Around 1.5 million households across the UK face higher food and energy bills than what they can afford amid a cost of living crisis, according to a think tank.
The National Institute of Economic and Social Research (NIESR) said in its latest UK economic forecast that real income will drop 2.4% and suggested the chancellor Rishi Sunak use some of the reported £20bn ($24.6bn) fiscal windfall to provide emergency support that would cushion this income shock.
“The hardest hit households are facing bills worth more than 90% of their disposable income, in some cases as much as 94%,” Adrian Pabst, NIESR’s deputy director for Public Policy, said.
“That is just food and energy [bills], not accounting for other essentials and certainly not savings. It is a dramatic situation for households across the UK.”
London, Scotland and Northern Ireland account for the highest concentration of households that will be hit the hardest by the cost of living crisis.
With rising prices and higher taxes squeezing household budgets, the NIESR estimate that 11.3 families of lower income are set to lose £4.2bn more than those on median incomes.
“Everyone is losing, but the poorer households are losing more,” Pabst said.
The think tank has warned that “policy is not helping” and that without more targeted intervention, an additional 250,000 households will fall into extreme poverty, taking the total number of households in destitution to surpass 1 million.
Another 500,000 households will face a choice — food or eating.
“Prices will push up bills, drag down demand and increase income inequalities. The big squeeze on budgets will hit the lower-income households hardest who live in some of the most economically and socially deprived parts of the country,” Pabst said.
“To stop an additional 250,000 households from sliding into debt and destitution, the chancellor should instate a £25 per week universal credit (UC) uplift for at least six months.
"And to help the lower-income 11.3 million households that struggle to make ends meet, we call for a one-off cash payment of £250 in 2022-23. This emergency support costs about £4.2bn, which is affordable given the fiscal room for manoeuvre that the OBR in March put at £20bn.”
A UC uplift of £25 per week between May and October 2022 would cost around £1.35bn and £2.7bn for a whole year.
The additional one-off cash payment aimed at the 11.3 million lower income households would cost £2.85bn.

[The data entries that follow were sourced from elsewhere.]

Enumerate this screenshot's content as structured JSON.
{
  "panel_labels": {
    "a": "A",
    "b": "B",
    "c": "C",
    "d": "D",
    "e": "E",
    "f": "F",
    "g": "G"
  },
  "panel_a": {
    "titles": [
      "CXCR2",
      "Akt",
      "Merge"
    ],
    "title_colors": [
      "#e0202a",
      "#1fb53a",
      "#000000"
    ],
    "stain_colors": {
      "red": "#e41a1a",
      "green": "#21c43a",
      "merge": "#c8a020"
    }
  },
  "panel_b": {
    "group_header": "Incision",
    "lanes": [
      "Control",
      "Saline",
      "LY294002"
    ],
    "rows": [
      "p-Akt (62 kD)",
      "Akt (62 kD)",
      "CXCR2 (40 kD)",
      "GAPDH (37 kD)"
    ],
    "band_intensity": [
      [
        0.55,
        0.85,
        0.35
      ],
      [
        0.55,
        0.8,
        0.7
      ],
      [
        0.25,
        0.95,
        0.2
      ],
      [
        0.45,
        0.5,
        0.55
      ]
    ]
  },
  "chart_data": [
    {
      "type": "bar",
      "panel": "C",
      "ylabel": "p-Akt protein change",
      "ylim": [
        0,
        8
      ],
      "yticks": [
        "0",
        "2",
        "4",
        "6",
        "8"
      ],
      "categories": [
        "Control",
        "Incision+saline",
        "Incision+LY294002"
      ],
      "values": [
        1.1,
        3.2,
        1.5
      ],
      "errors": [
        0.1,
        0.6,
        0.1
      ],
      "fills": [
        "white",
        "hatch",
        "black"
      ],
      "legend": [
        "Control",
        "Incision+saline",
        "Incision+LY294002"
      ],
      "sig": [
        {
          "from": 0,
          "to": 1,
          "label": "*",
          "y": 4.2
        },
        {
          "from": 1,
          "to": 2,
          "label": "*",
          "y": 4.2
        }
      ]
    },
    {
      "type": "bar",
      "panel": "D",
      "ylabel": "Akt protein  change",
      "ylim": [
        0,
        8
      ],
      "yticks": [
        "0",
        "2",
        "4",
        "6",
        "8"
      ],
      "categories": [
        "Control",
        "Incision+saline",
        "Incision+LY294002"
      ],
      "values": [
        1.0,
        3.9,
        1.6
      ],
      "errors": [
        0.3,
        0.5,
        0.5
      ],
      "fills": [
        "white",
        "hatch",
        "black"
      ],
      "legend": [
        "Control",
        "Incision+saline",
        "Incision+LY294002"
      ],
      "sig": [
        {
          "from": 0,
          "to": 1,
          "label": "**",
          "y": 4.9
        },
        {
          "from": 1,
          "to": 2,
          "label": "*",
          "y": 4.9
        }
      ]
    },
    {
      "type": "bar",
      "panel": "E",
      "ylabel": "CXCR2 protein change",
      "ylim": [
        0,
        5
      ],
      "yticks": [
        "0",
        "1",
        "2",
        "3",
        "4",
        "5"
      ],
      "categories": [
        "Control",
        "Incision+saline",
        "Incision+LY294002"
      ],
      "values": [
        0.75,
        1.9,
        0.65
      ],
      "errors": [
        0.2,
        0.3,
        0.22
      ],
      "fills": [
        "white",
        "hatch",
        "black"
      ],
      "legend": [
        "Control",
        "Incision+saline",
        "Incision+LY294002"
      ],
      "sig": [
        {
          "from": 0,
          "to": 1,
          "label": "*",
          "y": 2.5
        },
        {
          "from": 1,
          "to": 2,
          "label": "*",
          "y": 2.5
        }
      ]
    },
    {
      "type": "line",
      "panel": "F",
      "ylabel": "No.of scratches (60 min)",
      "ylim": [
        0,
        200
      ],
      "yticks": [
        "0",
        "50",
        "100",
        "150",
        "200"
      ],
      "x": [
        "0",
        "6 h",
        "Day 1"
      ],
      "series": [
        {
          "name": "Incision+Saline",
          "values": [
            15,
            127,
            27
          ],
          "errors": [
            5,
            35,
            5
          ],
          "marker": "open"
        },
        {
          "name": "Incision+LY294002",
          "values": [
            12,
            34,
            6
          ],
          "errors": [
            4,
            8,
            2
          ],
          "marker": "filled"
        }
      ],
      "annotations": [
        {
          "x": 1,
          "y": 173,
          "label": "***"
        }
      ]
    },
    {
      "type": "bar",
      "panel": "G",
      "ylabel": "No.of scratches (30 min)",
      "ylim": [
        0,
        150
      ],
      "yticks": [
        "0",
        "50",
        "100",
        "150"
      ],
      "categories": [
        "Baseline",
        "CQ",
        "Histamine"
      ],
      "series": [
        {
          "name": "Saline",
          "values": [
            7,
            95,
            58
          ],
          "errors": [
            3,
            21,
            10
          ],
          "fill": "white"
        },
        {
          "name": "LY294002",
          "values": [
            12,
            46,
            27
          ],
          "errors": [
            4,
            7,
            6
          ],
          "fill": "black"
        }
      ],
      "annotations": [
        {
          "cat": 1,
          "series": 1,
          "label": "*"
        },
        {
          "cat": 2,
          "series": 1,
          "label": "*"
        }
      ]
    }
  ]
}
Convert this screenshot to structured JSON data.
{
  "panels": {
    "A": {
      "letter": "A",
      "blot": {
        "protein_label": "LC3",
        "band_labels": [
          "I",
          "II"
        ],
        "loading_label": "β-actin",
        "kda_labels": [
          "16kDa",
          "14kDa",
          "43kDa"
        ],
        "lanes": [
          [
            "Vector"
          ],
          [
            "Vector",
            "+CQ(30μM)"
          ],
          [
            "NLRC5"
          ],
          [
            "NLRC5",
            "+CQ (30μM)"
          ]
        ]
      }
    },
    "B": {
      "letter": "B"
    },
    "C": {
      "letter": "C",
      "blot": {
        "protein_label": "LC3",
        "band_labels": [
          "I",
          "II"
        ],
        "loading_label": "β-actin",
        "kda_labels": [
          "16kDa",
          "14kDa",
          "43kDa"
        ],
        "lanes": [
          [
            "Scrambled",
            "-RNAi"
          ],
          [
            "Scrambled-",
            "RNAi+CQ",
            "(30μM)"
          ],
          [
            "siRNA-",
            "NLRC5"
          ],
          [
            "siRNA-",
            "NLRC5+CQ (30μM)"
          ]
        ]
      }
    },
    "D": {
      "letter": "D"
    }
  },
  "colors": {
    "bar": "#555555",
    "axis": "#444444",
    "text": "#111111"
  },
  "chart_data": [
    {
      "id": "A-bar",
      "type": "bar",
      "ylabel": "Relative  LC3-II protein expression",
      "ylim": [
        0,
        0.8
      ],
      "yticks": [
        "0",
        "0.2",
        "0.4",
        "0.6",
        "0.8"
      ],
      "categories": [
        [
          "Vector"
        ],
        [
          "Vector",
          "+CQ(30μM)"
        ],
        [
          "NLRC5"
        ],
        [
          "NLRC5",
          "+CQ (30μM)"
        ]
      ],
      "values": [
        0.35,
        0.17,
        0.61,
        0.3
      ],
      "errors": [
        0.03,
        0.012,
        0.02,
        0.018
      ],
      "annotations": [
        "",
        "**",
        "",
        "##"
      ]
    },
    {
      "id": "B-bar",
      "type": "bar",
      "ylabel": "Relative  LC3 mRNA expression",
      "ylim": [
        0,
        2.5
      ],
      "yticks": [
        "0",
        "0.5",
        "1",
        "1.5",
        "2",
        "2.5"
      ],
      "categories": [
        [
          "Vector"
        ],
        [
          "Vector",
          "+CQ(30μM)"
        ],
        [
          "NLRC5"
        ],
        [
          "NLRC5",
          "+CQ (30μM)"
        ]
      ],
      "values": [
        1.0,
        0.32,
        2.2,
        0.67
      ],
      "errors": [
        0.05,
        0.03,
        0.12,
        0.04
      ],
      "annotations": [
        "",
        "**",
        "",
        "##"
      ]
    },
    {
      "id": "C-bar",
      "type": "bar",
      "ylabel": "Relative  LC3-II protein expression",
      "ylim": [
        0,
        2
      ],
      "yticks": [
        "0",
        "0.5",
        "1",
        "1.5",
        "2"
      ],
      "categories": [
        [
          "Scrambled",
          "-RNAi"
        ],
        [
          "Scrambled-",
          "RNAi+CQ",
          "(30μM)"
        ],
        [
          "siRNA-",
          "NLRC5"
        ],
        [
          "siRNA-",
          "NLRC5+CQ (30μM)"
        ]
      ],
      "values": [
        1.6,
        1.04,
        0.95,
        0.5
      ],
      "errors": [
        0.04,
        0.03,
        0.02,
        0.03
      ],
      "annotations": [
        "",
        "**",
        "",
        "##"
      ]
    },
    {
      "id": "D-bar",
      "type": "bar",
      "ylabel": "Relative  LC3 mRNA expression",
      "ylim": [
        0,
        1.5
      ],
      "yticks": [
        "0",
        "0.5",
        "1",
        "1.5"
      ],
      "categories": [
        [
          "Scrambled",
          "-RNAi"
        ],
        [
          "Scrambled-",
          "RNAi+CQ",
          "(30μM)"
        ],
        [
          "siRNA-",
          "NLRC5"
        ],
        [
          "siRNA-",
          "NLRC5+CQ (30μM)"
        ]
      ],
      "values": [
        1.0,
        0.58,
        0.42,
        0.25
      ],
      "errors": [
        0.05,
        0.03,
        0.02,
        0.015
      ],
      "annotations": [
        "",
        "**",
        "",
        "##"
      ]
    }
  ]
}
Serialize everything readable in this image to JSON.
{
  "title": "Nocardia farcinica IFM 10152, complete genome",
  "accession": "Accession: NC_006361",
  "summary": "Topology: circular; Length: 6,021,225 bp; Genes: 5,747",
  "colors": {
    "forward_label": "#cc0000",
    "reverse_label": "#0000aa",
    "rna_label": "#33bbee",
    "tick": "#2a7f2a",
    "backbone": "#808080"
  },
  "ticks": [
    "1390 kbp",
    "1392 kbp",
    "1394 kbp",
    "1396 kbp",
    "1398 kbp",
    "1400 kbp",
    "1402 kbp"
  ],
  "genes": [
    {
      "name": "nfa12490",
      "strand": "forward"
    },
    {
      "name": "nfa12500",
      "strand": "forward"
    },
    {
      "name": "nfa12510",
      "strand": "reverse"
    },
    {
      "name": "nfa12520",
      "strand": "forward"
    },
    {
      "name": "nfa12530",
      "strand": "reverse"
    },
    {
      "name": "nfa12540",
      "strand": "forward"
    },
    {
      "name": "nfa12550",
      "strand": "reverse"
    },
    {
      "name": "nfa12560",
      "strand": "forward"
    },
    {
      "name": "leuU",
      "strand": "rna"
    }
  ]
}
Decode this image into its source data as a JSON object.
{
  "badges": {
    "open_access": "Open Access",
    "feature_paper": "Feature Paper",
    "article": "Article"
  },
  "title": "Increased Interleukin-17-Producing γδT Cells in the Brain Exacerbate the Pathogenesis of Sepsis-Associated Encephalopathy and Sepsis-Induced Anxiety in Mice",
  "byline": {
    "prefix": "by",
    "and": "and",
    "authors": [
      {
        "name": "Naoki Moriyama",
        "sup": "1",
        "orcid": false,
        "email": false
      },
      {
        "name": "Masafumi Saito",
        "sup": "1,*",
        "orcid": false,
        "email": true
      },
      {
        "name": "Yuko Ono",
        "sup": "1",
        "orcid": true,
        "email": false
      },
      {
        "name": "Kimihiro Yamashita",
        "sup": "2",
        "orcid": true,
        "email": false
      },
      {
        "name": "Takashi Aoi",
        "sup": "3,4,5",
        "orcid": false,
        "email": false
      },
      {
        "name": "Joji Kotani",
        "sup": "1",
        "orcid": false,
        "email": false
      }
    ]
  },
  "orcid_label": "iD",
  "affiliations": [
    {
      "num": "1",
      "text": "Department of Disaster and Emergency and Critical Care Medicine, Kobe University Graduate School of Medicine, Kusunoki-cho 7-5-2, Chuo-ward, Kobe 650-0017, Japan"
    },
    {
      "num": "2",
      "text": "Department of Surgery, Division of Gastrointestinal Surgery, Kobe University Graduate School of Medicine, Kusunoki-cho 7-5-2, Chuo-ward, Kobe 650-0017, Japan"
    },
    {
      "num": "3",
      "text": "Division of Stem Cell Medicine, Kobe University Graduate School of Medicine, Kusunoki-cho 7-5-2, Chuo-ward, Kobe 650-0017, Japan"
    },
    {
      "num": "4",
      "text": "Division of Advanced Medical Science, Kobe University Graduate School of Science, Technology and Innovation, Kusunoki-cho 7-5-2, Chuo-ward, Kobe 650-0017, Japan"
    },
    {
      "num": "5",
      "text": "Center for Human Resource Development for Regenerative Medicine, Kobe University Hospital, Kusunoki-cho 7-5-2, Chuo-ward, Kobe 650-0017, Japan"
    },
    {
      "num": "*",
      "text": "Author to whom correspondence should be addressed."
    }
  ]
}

Chancellor Rishi Sunak has hinted that additional government support to deal with the cost of living crisis could be on the way but the NIESR said he needs to act now.
“That slide into destitution is happening right now, these bills are happening right now. They’re not happening in October, or next winter, they are happening now. So, if we want to avoid destitution then the chancellor should act straight away,” Pabst told Yahoo Finance UK.
The outlook is not considering the more than likely energy price hike predicted in October, which could push even more households towards poverty.
Some campaigners and MPs have called for a one-off windfall tax on energy companies to help UK households with rising bills but the director of the NIESR warned the move could scare investors away.
"Windfall taxes are problematic. If we start using windfall taxes directly we create uncertainty about the corporate tax regime in the country," Jagjit S Chadha said.
"We do not have a tax regime that is encouraging an appropriate level of business — we are far away from it — and if we inject further volatility by introducing a windfall tax we are potentially reducing the scale of future investment when we need these companies to be investing [in the UK]," he added.
Energy bills are on track to surge to almost £3,000 by the end of the year, putting around 40% of UK households, potentially 10 million homes in fuel poverty this winter.
The think tank is forecasting inflation to average 7.8% in 2022 and to peak at 8.3% in the fourth quarter, remaining above 3% until 2024.
“Although the war in Ukraine is fundamentally a human tragedy, it has resulted in another supply shock for the UK economy: pushing down growth and pushing up on inflation,” Stephen Millard, NIESR’s deputy director for Macroeconomics, said.
The forecast for GDP growth is to increase by 3.5% in 2022 — declining in the third and fourth quarters — then by 0.8% in 2023 and 0.9% in 2024.
“We expect GDP to fall in the final two quarters of this year, but do not expect a severe recession. We also expect real incomes to continue to fall as inflation continues to rise.
"We need fiscal policy to loosen and monetary policy to tighten if the UK economy is going to sail safely through these treacherous seas,” he added.
The UK’s consumer prices rose by 7% in the 12 months to March — a 30-year high. The Bank of England's new central forecast for CPI inflation stands at 10.25% for the year's end.